Even before the budget of 2002-03, the cap which was to apply on FII investments in individual companies had been relaxed. Foreign institutional investors could invest in excess of 24 per cent of the paid up capital of a company with the approval of the general body of the shareholders granted through a special resolution. The 2002 budget went further and declared that FII (portfolio) investments will not be subject to the sectoral limits for foreign direct investment except in specified sectors. These changes obviously substantially expanded the role that FIIs could play even in a market that was still relatively shallow in terms of the number of shares that were available for active trading. Further, inasmuch as the process of liberalisation keeps alive expectations that the caps on foreign direct investment in different sectors would be relaxed over time, acquisition of shares through the FII route today paves the way for the sale of those shares to foreign players interested in acquiring companies as and when FDI norms are relaxed. This creates the ground for speculative forays into the Indian market. Figures relating to end December 2005 indicate that the shareholding of FIIs in Sensex companies has been increasing at the cost of promoters and stood at 29.2 per cent. The latter's holding has decreased from 51.5 per cent to 49.7 per cent between December 2004 and December 2005. Given variations across companies this would imply ownership of a controlling block by the FIIs in some firms which can be transferred to an intended acquirer at a suitable price.

That such speculators are present here is clear from the type of investors who are making investments through the FII route. Market observers have noted the growing presence in India of institutions like Hedge Funds, which are not regulated in their home countries and resort to speculation in search of quick and large returns. These hedge funds, among other investors, exploit the route offered by sub-accounts and opaque instruments like participatory notes to invest in the Indian market. FIIs registered in India are permitted to undertake investments on behalf of clients who themselves are not registered in the country. These clients are the so-called ‘sub-accounts' of registered FIIs. Other investors use instruments like participatory notes sold by FIIs registered in the country to clients abroad. These are derivatives linked to an underlying security traded in the domestic market. They not only allow the foreign clients of the FIIs to earn incomes from trading in the domestic market, but to trade these notes themselves in international markets. By the end of August 2005, the value of equity and debt instruments underlying participatory notes that had been issued by FIIs amounted to 47 per cent of cumulative net FII investment. Through these routes, entities not expected to play a role in the Indian market can have a significant influence on market movements. In October 2003, The Economist reported that: ''Although a few hedge funds had invested in India soon after the country began liberalising its financial markets in the early 1990s, their interest has surged recently. Industry sources estimate that perhaps 25-30 per cent of all foreign equity investments are now held by hedge funds.''

The interest of speculative forces of this kind was whetted by a major decision taken in the budget for 2003-04 to render the speculative gains registered by these investors free of capital gains tax. Budget speech 2003-04 declared: ''In order to give a further fillip to the capital markets, it is now proposed to exempt all listed equities that are acquired on or after March 1, 2003, and sold after the lapse of a year, or more, from the incidence of capital gains tax. Long term capital gains tax will, therefore, not hereafter apply to such transactions. This proposal should facilitate investment in equities.'' Long term capital gains tax was being levied at the rate of 10 per cent up to that point of time. The surge was no doubt facilitated by this significant concession. What needs to be noted is that the very next year, P. Chidambaram as Finance Minister of the current UPA government endorsed this move. In his 2004 budget speech he announced his decision to ''abolish the tax on long-term capital gains from securities transactions altogether.'' It is no doubt true that he attempted to introduce a securities transactions tax of 0.15 per cent to partially neutralise any loss in revenues. But a post-budget downturn in the market forced him to reduce the extent of this tax and curtail its coverage, resulting in a substantial loss in revenue. In the event, fiscal extravagance rather than fiscal prudence finally triggered the speculative surge in stock markets that still persists.

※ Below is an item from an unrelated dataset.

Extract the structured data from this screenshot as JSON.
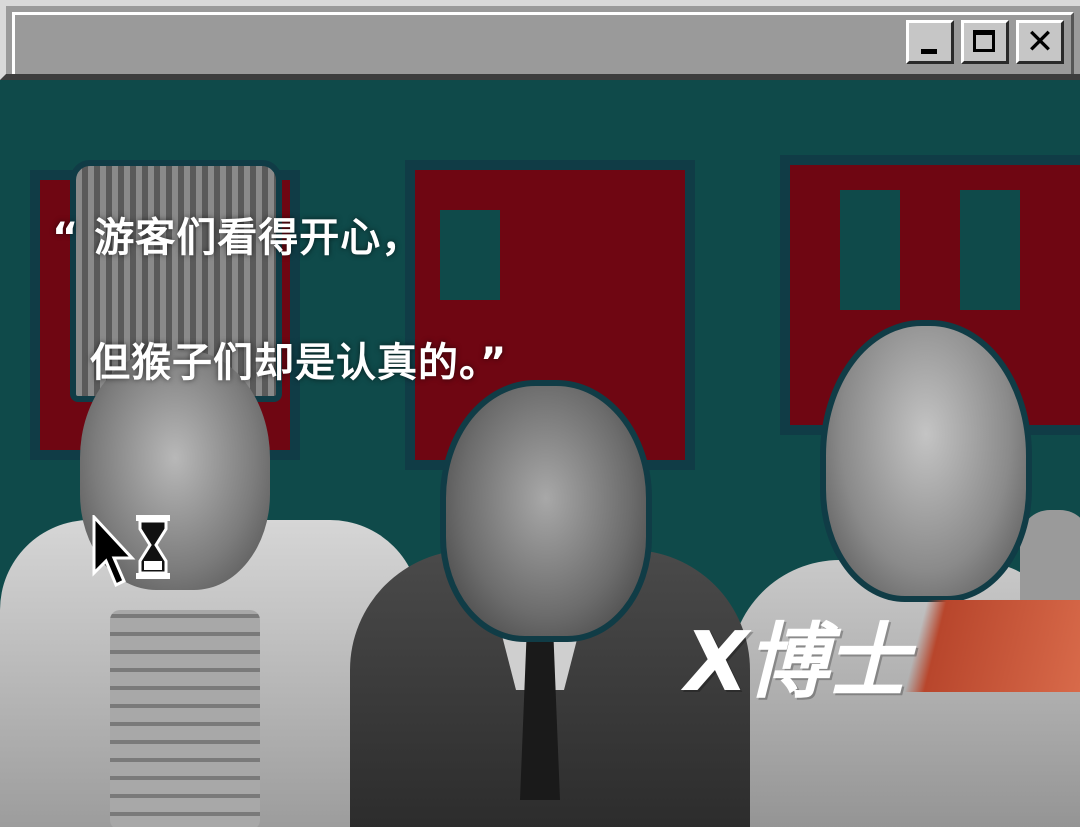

The implications of this extravagance can be assessed with a back-of-the-envelope calculation which, even while unsatisfactory, is illustrative. Market capitalization in the Bombay Stock Exchange stood at Rs. 16,85,989 crore at the end of 2004. This rose by more than Rs. 803,000 crore to Rs. 24,89,386 crore at the end of 2005. If we assume for purposes of our illustration that this is indicative of the gains registered by every one who traded shares after holding them for a year, the capital gains tax they would have had to pay would have amounted to Rs.80,000 crore. This is equivalent to the total receipts from Corporation Tax in financial year 2004-05 and a quarter of the gross tax revenue of the Centre in that year. While actual transactions in the market would not have yielded capital gains of this magnitude and while it may be true that the surge in the market may not have occurred if India had not been made a capital gains tax haven, these numbers point to the kind of losses we are possibly talking about. They make nonsense of the claim that it is fiscal prudence and strong fundamentals that have ensured buoyancy in the stock market. Rather, fiscal extravagance in the form a huge tax concession to the domestic and foreign super rich has delivered the ''bonanza''. The attendant implication is that resources that could have been mobilized for employment programmes, for social expenditures and for much needed capital investment have been squandered.

Mr. Chidambaram is, of course, intelligent enough to have recognised all this, especially since he played a role in the unfolding game. If he has yet chosen to use GDP growth figures to whitewash the nature and sources of the speculative boom, there must be adequate reasons. One is that he can use these numbers to justify in the name of ''fiscal prudence'' his ''inability'' to provide adequately for much-needed social and capital expenditures. Another, is that he, along with the Prime Minister and the Deputy Chairman of the Planning Commission, can use the ruse that liberalisation has delivered India's ''heady'' economic performance to press ahead with liberalisation measures that allies and supporters of the current government oppose.

The evidence for the latter is overwhelming. Besides privatisation of airports, FDI in retail and opening up a host of new sectors for 100 per cent foreign investment through the automatic route, it is being reported that formal moves are afoot to launch over the next four months a series of initiatives to provide ''a significant push to economic reforms''. These initiatives include relaxing environmental restrictions on construction in metro areas, introducing legislation at the State level that can facilitate contract farming, removing 250 items reserved for the small scale sector from the currently reserved list, modifying labour laws to allow for an increase in the work week from 48 to 60 hours, amending the Industrial Disputes Act to give units flexibility to hire seasonal workers and amending the Contract Labour Act to increase labour flexibility.

Fortunately, there are forces within and outside government that are bound to strongly oppose indiscriminate liberalisation of this kind justified on specious grounds. Unfortunately, however, battles of this kind are making clear that economic policy is being hijacked by a few who do not stand for the programme which the electorate voted for in the last election and on the basis of which this government was installed in power. The energy lost in these battles may setback the development agenda to an extent where the current government may find it difficult to return to power, even if it manages to complete its term.